La stratégie de puissance des Américains au Moyen-Orient
Le retrait des Etats-Unis de l’accord nucléaire avec l’Iran s’inscrit dans une stratégie à haut risque que le professeur Walter Russell Mead vient de décrire dans un article du Wall Street Journal. Pour Barack Obama, il était clair que le programme nucléaire iranien comportait un risque élevé de confrontation militaire. Il n’en voulait pas, convaincu que ni le Congrès ni l’opinion publique ne souhaitaient se lancer une nouvelle fois dans la guerre. L’alternative était donc d’amener l’Iran, par la négociation, à renoncer à son projet d’arme nucléaire. Après quoi, il serait possible d’intégrer pacifiquement ce pays dans la politique régionale, conformément à son poids et à son histoire.

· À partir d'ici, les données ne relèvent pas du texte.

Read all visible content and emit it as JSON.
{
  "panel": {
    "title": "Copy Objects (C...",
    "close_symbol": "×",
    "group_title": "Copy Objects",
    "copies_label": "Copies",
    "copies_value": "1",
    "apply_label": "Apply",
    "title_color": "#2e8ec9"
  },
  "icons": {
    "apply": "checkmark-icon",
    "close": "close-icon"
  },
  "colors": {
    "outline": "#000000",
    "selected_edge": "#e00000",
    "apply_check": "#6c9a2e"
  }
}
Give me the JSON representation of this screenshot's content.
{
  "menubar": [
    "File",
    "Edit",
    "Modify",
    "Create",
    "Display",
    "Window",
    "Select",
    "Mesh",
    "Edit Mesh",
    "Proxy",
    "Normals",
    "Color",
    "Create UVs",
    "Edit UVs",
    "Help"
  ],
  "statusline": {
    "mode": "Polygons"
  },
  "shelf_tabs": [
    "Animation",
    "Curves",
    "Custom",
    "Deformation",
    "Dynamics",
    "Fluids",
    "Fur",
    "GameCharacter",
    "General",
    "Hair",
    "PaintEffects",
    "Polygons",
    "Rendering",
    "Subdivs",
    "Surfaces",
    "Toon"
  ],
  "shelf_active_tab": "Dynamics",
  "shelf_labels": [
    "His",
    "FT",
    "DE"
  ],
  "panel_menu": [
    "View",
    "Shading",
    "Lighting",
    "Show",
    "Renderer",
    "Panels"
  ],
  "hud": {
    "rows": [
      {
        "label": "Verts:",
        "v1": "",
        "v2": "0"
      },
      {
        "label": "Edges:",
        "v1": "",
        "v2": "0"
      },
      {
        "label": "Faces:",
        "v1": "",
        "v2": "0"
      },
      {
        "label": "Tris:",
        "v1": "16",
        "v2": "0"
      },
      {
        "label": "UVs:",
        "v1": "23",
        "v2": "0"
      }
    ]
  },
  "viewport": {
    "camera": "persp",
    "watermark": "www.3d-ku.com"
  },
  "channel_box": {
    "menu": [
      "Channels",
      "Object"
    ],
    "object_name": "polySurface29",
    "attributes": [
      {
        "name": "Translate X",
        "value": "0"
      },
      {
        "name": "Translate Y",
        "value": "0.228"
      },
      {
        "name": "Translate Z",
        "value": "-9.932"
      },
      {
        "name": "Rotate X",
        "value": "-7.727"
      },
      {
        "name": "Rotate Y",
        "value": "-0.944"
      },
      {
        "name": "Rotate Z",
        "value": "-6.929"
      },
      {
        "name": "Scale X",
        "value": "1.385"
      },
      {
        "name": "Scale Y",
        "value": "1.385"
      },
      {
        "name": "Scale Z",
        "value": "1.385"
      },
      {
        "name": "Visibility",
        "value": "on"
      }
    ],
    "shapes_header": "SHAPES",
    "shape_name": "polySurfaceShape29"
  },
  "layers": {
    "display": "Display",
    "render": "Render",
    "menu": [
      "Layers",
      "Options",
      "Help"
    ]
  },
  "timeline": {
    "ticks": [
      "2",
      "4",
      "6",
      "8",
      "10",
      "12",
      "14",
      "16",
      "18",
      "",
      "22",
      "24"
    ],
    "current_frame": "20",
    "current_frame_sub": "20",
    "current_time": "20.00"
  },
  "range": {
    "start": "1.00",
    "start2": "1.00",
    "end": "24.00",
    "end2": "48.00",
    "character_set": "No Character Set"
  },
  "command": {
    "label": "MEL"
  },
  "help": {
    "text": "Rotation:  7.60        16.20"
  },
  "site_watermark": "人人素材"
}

Les pourparlers ont été extrêmement âpres. L’Iran tenait à se voir reconnaître un droit à l’enrichissement de l’uranium, tout en étant disposé à apporter des restrictions à ce droit et à se soumettre à des contrôles très poussés. En échange, les sanctions décrétées par le Conseil de sécurité seraient levées, avec la possibilité de les réintroduire automatiquement en cas de violation avérée de l’accord. L’Iran se défaisait des quantités d’uranium enrichi qu’elle possédait et s’engageait à ne plus en produire jusqu’en 2025, et même au-delà pour ce qui est de l’uranium à faible degré d’enrichissement. Il serait alors réduit au droit commun, c’est-à-dire aux restrictions générales de fabriquer, détenir ou utiliser des armes nucléaires selon le Traité de non-prolifération et son protocole additionnel. L’apaisement ainsi obtenu favoriserait le développement économique, et conduirait l’Iran à renoncer également aux armes balistiques de longue portée et à mettre fin à ses interventions armées dans les pays voisins.
L’accord a fonctionné à la lettre pour ce qui est du démantèlement et des restrictions apportées au domaine nucléaire, ainsi qu’en atteste régulièrement l’Agence atomique de Vienne chargée de la vérification. Mais il n’a pas produit la détente escomptée, les gestes favorables qui devaient rassurer les voisins de l’Iran et pacifier le Moyen-Orient. Le président Trump en a conclu que l’accord sur le nucléaire entretenait de faux espoirs et renforçait le pouvoir des ayatollahs et de leurs sbires, facteurs d’instabilité et d’attaques armées en Syrie, au Yémen et au Liban.
Or, pour M. Trump, les menées persistantes de l’Iran au Proche-Orient, loin de provoquer le retrait de l’Amérique, lui donnent au contraire l’occasion de s’imposer dans la région, à travers ses alliés. Les partenaires arabes et israélien de l’Amérique vont accroître la pression sur le régime iranien et l’amener à retirer ses milices des pays voisins. Avec les dures sanctions économiques qui vont s’appliquer, le régime iranien sera de plus affaibli à l’intérieur. S’il réagit à ces pressions en relançant son programme nucléaire, les Israéliens et les forces arabes auront tôt fait de l’arrêter et de lui infliger une humiliante défaite, selon les calculs de la Maison-Blanche. C’est alors que l’on pourra envisager la négociation d’un nouveau traité plus équilibré et qui favoriserait la paix en Syrie.
Dans ce sens, l’Amérique se doit de consolider la coalition de fait formée de l’Egypte, de l’Arabie saoudite, des Etats du Golfe et d’Israël. Appuyer la guerre des Saoudiens au Yémen ou déplacer l’ambassade des EtatsUnis à Jérusalem sont autant de gages donnés à cette coalition: récompenser ses alliés, n’est-ce pas un principe fondamental de la politique étrangère de M. Trump? Plus ils sont actifs, moins l’Amérique devra intervenir ellemême pour réaliser les objectifs qu’elle s’est fixés. Les alliés européens sont les perdants de cette stratégie «néo-américaine». Ils ne peuvent se couper de Washington dont ils dépendent, notamment pour leur sécurité, et doivent reconnaître qu’ils n’ont guère d’influence au Moyen-Orient ou à la Maison-Blanche. Reste à savoir avec quelle constance le président des EtatsUnis cherchera à poursuivre sa propre stratégie, conclut le professeur Mead.